Linear Time Subsequence and Supersequence Regex Matching

It is well-known that checking whether a given string $w$ matches a given regular expression $r$ can be done in quadratic time $O(|w|\cdot |r|)$ and that this cannot be improved to a truly subquadratic running time of $O((|w|\cdot |r|)^{1-ε})$ assuming the strong exponential time hypothesis (SETH). We study the related problem that asks whether $w$ has a \emph{subsequence} that matches $r$, and we show that surprisingly this task admits an algorithm that runs in linear time, i.e., in $O(|w| + |r|)$. We further show that the same holds if we ask for a supersequence instead of a subsequence. Moreover, we show that the \emph{quantitative} problems of computing a longest subsequence or shortest supersequence of $w$ that matches $r$ can be solved with the same complexity as the classical longest common subsequence or shortest common supersequence problems, i.e., in $O(|w|\cdot |r|)$, and conditionally not in $O((|w|\cdot|r|)^{1 - ε})$. By contrast, if instead of subsequences or supersequences we consider other string relations like the infix, prefix, left-extension, or extension relations, then all the corresponding problems (both quantitative and non-quantitative) have the same complexity as classical regex matching, i.e., they can also be solved in $O(|w|\cdot |r|)$, but not in $O((|w|\cdot|r|)^{1 - ε})$ assuming SETH. We last study the complexity of the \emph{universal} problem that asks if \emph{all} subsequences (or supersequences, infixes, prefixes, left-extensions or extensions) of an input string satisfy a given regular expression. For these problems, we show polynomial upper bounds (along with matching conditional lower bounds) for the infix and prefix relations, but PSPACE-completeness for the extension, left-extension and supersequence relations, and coNP-completeness for the subsequence relation.

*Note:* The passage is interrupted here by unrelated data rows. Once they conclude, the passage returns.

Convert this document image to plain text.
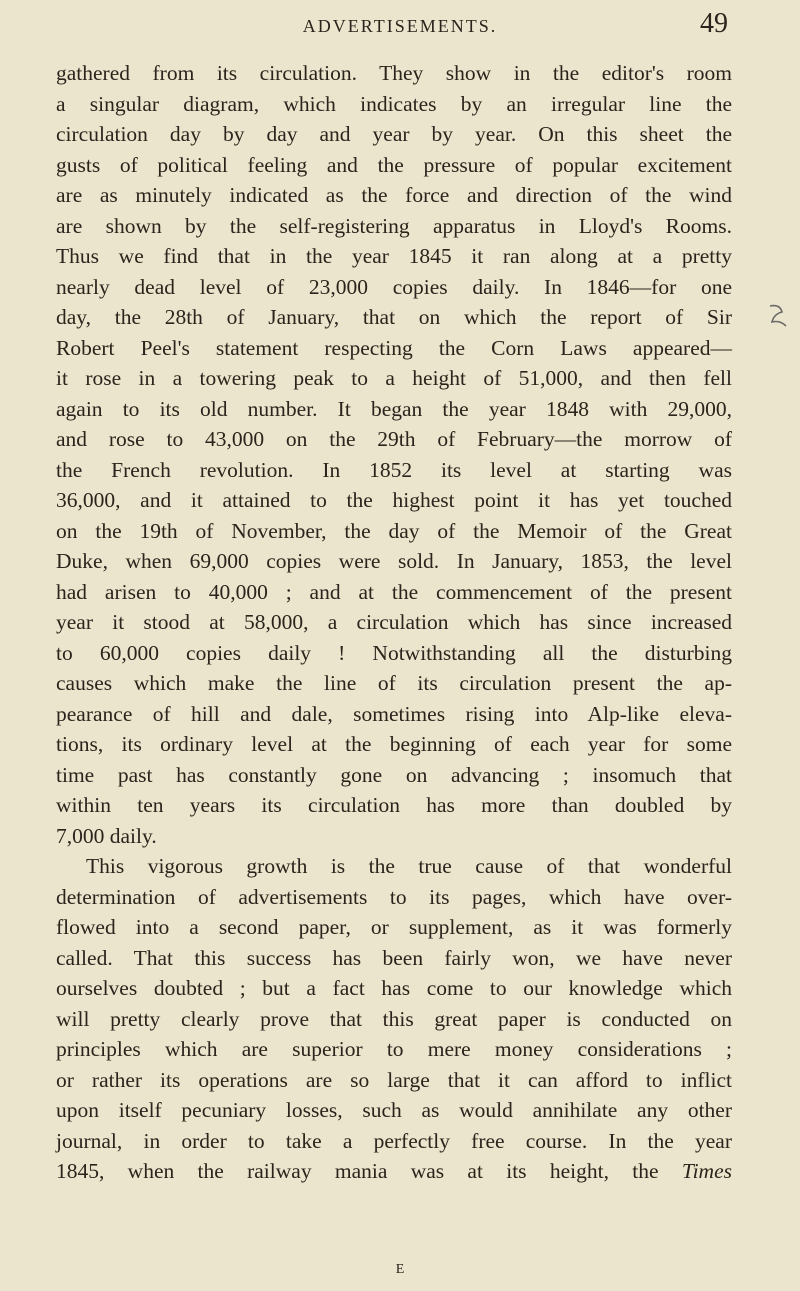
ADVERTISEMENTS.	49
gathered from its circulation. They show in the editor's room
a singular diagram, which indicates by an irregular line the
circulation day by day and year by year. On this sheet the
gusts of political feeling and the pressure of popular excitement
are as minutely indicated as the force and direction of the wind
are shown by the self-registering apparatus in Lloyd's Rooms.
Thus we find that in the year 1845 it ran along at a pretty
nearly dead level of 23,000 copies daily. In 1846—for one
day, the 28th of January, that on which the report of Sir
Robert Peel's statement respecting the Corn Laws appeared—
it rose in a towering peak to a height of 51,000, and then fell
again to its old number. It began the year 1848 with 29,000,
and rose to 43,000 on the 29th of February—the morrow of
the French revolution. In 1852 its level at starting was
36,000, and it attained to the highest point it has yet touched
on the 19th of November, the day of the Memoir of the Great
Duke, when 69,000 copies were sold. In January, 1853, the level
had arisen to 40,000 ; and at the commencement of the present
year it stood at 58,000, a circulation which has since increased
to 60,000 copies daily ! Notwithstanding all the disturbing
causes which make the line of its circulation present the ap-
pearance of hill and dale, sometimes rising into Alp-like eleva-
tions, its ordinary level at the beginning of each year for some
time past has constantly gone on advancing ; insomuch that
within ten years its circulation has more than doubled by
7,000 daily.
This vigorous growth is the true cause of that wonderful
determination of advertisements to its pages, which have over-
flowed into a second paper, or supplement, as it was formerly
called. That this success has been fairly won, we have never
ourselves doubted ; but a fact has come to our knowledge which
will pretty clearly prove that this great paper is conducted on
principles which are superior to mere money considerations ;
or rather its operations are so large that it can afford to inflict
upon itself pecuniary losses, such as would annihilate any other
journal, in order to take a perfectly free course. In the year
1845, when the railway mania was at its height, the Times
E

翻译：众所周知，检查给定字符串 $w$ 是否匹配给定正则表达式 $r$ 可在二次时间 $O(|w|\cdot |r|)$ 内完成，并且假设强指数时间假说(SETH)成立，此时间无法改进至真正次二次运行时间 $O((|w|\cdot |r|)^{1-ε})$。我们研究询问 $w$ 是否存在匹配 $r$ 的\emph{子序列}的相关问题，并出人意料地表明该任务存在线性时间算法，即运行时间为 $O(|w| + |r|)$。我们进一步证明，若将子序列替换为超序列，同样成立。此外，我们表明计算 $w$ 中匹配 $r$ 的最长子序列或最短超序列的\emph{定量}问题，其求解复杂度与经典最长公共子序列或最短公共超序列问题相同，即 $O(|w|\cdot |r|)$，且条件性地不可能在 $O((|w|\cdot|r|)^{1 - ε})$ 内完成。相比之下，若将子序列或超序列替换为其他字符串关系（如中缀、前缀、左扩展或扩展关系），则所有对应问题（包括定量与非定量）均具有与经典正则匹配相同的复杂度，即可在 $O(|w|\cdot |r|)$ 内求解，但假设SETH成立，无法在 $O((|w|\cdot|r|)^{1 - ε})$ 内完成。最后，我们研究询问输入字符串的\emph{所有}子序列（或超序列、中缀、前缀、左扩展或扩展）是否满足给定正则表达式的\emph{全域}问题的复杂度。对于这些问题，我们给出了中缀和前缀关系的多项式上界（以及匹配的条件性下界），而扩展、左扩展和超序列关系为PSPACE完全性，子序列关系为coNP完全性。